05.10.16, von Benjamin "Cruncher" Jung

Die Ultimate Fighting Championship (UFC) existiert mittlerweile schon seit 23 Jahren und trotzdem schaffte man es in diesem Zeitraum nicht, ein Event im legendären Madison Square Garden in New York City zu veranstalten. Der Hauptgrund dafür war das langjährige Mixed Martial Arts Verbot im US-Bundesstaat New York, welches von September 1995 bis März 2016 Bestand hatte. Im März wurde das Verbot dann endlich von einem New Yorker Gericht aufgehoben. Kurz darauf terminierte die Promotion auch schon ihr Debüt-Event im MSG für den 12. November 2016. Damit wird UFC 205, das erste UFC Event im MSG, genau 23 Jahre nach UFC 1, dem allerersten UFC Event, stattfinden.
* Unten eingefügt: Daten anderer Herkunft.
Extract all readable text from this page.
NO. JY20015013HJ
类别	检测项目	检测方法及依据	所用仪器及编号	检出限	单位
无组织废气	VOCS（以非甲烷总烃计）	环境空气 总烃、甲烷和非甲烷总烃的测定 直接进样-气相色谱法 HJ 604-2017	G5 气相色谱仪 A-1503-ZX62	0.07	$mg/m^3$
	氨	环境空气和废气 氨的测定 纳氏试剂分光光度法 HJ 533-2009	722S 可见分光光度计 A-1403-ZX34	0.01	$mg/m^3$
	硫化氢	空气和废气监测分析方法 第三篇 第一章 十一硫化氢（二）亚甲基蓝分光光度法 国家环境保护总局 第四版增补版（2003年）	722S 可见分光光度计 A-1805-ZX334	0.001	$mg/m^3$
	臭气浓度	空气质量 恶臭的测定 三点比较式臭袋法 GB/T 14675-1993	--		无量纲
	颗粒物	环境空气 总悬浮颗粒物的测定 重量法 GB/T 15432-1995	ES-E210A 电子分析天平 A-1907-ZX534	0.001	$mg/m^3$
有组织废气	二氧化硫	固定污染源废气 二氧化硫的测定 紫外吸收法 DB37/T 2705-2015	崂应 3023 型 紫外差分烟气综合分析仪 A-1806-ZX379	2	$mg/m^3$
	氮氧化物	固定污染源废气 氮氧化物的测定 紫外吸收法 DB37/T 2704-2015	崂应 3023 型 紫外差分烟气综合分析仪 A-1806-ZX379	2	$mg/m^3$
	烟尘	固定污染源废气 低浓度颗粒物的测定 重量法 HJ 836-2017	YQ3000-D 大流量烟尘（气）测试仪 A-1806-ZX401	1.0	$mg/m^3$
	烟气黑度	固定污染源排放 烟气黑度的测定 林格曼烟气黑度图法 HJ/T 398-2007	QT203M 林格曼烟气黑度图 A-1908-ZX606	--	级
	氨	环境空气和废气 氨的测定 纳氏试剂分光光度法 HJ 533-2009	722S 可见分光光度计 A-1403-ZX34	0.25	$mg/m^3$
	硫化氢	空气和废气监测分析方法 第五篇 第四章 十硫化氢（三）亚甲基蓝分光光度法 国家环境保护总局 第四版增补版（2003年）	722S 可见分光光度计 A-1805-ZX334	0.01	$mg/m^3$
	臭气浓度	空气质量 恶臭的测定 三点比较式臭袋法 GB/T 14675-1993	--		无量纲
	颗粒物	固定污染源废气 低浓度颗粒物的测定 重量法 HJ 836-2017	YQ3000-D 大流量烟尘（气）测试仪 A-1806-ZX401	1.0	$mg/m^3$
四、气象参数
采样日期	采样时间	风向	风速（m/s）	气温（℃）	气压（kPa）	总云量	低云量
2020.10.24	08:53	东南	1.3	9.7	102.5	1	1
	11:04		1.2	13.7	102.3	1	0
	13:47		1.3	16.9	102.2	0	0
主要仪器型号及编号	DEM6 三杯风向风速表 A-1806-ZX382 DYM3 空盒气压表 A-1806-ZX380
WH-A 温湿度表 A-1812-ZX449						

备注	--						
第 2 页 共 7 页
Der UFC Präsident Dana White hatte bereits in der Vergangenheit angekündigt, dass das Debüt im MSG das größte UFC Event aller Zeiten werden soll und daher ist es auch kein Wunder, dass etliche Fighter an einem Platz auf der Card interessiert waren. Seit letzter Woche ist die Fightcard mit 13 Ansetzungen vollständig und wir wollen die Entstehung der Card nun nochmal chronologisch für euch aufarbeiten. Vor einigen Wochen berichteten wir HIER, dass Tim Kennedy (18-5) und Rashad Evans (19-5-1) in einem Middleweight bout, Al Iaquinta (12-3-1) und Thiago Alves (21-10) in einem Lightweight bout, sowie Gian Villante (14-7) und Marcos Rogério de Lima (14-3-1) in einem Light Heavyweight bout aufeinandertreffen werden.

Zwei dieser drei Ansetzungen haben sich jedoch schon wieder zerschlagen. Einerseits wurde der Fight zwischen Villante und de Lima aufgrund einer Verletzung seitens Villante abgesagt und andererseits wird Jim Miller (27-8, 1 NC) für Iaquinta einspringen, da dieser aktuell in einen Vertrags-Konflikt mit der UFC verstrickt ist und sich deshalb weigert, bei UFC 205 gegen Alves anzutreten. Iaquinta äußerte sich inzwischen auch zu der Geschichte:

„Mir wurde der Vertrag zugeschickt und ich habe ihn mir dann ein paar Tage lang angeschaut. Ich dachte dabei, du kannst das Ding nicht unterschreiben. Es geht einfach nicht. Ich hatte das Gefühl, dies wäre die falsche Entscheidung. Ich habe daraufhin mit meinem Manager gesprochen. Ich sagte ihm, ich würde so gerne in New York kämpfen, aber der Pay Cut sei für mich einfach zu groß. Ich muss so schon einen dicken Pay Cut hinnehmen, da ich in den letzten 18 Monaten viele meiner Sponsoren verloren habe. Ich wollte deswegen mit der UFC verhandeln, da es zu der Zeit, als ich den Vertrag unterschrieben habe, noch keinen Reebok Sponsoren Deal gab. Ich bekam allerdings keine Antwort.“

Fast zur gleichen Zeit wurde ein Welterweight Super-Fight zwischen dem früheren UFC Welterweight Champion Robbie Lawler (27-11, 1 NC) und dem früheren UFC Lightweight Championship Title Challenger Donald Cerrone (31-7, 1 NC) angekündigt, über den bereits seit längerer Zeit spekuliert wurde. Nur wenige Stunden später meldete sich Lawler bezüglich dieser Ansetzung zu Wort und sagte, dass er sich nicht sicher sei, ob er nach seinem brutalen KO-Titelverlust gegen Tyron Woodley wirklich so schnell ins Octagon zurückkehren wolle. Nach kurzer Bedenkzeit entschied sich der Ex-Champion dagegen und sagte den Fight ab. Als Ersatz wird der The Ultimate Fighter: Team Jones vs. Team Sonnen Middleweight Gewinner Kelvin Gastelum (12-2) fungieren.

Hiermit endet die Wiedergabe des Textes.